Storia intensa, personaggi caratterizzati perfettamente, contesto storico centrale e intrecciato amabilmente con la storia dei protagonisti.
L’Usignolo racconta di un passato a noi Europei ancora vicino e vivo sia in termini di memoria storica sia in termini di sentimenti e testimonianze presenti e annualmente ricordate e celebrate; forse è questa la ragione per cui la lettura è scorsa veloce e fluida oltre al fatto che Hannah ha uno stile preciso e asciutto che rende tutto più semplice.

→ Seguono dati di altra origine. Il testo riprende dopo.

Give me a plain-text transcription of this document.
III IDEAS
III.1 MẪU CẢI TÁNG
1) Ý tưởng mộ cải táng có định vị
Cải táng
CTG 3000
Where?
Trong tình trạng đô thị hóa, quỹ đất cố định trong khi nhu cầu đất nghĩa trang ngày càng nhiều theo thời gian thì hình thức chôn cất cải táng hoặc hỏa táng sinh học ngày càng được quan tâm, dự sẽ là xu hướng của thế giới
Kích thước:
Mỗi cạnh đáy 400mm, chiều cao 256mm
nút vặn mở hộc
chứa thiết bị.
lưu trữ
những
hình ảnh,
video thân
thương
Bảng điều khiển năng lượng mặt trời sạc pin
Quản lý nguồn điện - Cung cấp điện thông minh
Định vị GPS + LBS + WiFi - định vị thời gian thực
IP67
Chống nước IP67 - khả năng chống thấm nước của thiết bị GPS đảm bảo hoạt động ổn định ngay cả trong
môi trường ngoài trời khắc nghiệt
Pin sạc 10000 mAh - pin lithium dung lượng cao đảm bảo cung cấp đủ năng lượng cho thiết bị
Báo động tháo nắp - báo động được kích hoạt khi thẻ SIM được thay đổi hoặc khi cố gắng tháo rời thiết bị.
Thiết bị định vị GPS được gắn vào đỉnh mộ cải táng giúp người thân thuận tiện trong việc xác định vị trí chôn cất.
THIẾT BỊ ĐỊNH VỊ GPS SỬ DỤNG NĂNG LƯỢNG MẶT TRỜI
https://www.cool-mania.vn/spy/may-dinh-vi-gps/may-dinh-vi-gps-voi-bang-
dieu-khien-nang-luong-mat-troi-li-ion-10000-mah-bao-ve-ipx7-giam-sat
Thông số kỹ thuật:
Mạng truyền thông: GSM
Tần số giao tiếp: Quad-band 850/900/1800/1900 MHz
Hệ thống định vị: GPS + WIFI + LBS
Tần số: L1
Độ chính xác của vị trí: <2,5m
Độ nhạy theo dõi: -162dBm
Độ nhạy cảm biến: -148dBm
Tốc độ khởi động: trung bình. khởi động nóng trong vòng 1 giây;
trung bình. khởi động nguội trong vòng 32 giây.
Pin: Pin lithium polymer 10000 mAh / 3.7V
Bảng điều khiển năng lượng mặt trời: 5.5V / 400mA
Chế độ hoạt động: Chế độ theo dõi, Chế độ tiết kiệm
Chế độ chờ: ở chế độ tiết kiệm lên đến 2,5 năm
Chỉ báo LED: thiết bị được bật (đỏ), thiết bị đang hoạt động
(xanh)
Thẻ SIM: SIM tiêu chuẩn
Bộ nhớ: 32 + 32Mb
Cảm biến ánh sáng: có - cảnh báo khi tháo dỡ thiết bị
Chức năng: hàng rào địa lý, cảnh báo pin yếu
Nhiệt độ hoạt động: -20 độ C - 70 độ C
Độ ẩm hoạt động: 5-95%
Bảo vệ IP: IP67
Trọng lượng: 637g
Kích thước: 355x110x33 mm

Siamo in Francia nella seconda guerra mondiale durante l’invasione nazista; è vero, è un tema affrontato tantissime volte dalla letteratura e dalla filmografia, sciolinato in tante salse, ma questi rende solo più difficile appassionare, per questo a mio avviso qui ad Hannah va riconosciuto un plauso in più; riesce benissimo infatti a gettare la luce su una parte della resistenza a cui si dedica meno attenzione solitamente , ossia quella femminile.
La guerra è maschia, è simbolo di forza e virulenza, ma è anche forza d’animo, coraggio, passione e intraprendenza che meno hanno a che fare con la forza prettamente fisica e ben si sposano con l’animo femminile che in maniera che può sembrare meno sbraitante e più sussurrata nasconde una potenza incredibile.
Le due sorelle Vianne ed Isabelle sono la dimostrazione di ciò e la scrittrice riesce perfettamente a caratterizzare le loro differenze, le loro lotte interne, gli stati d’animo e l’amore filiale incondizionato. L’una lottando in prima persona nella resistenza antifascista, l’altra cercando di proteggere la sua famiglia e quelle di tanti altri nello scorrere della vita quotidiana, entrambe sono il simbolo di quella parte viva della popolazione europea che ha cercato di difendere a costo della propria vita la PROPRIA LIBERTA’ da una follia che, ca vans ca dire, ha macchiato la storia mondiale.
La bellezza di questo romanzo però è che, oltre agli eventi storici che sono più di un contesto ma diventano centrali nella descrizione dei personaggi, ci porta all’interno delle storia della famiglia Russignol che durante la guerra riscopre se stessa, facendo venire a galla sofferenze profonde e cicatrici difficili da rimarginare. La guerra, come ogni altra situazione estrema, ti porta a fare azioni che non faresti mai, ti porta ai confini del tuo immaginabile e ti costringe a guardare te stesso, i tuoi comportamenti e quelli degli altri in maniera lucida e profonda senza orpelli per arrivare a rivedere il quadro della tua vita passata obbligandoti a verità forse scomode ma che a volte aprono la strada ad una seconda possibilità.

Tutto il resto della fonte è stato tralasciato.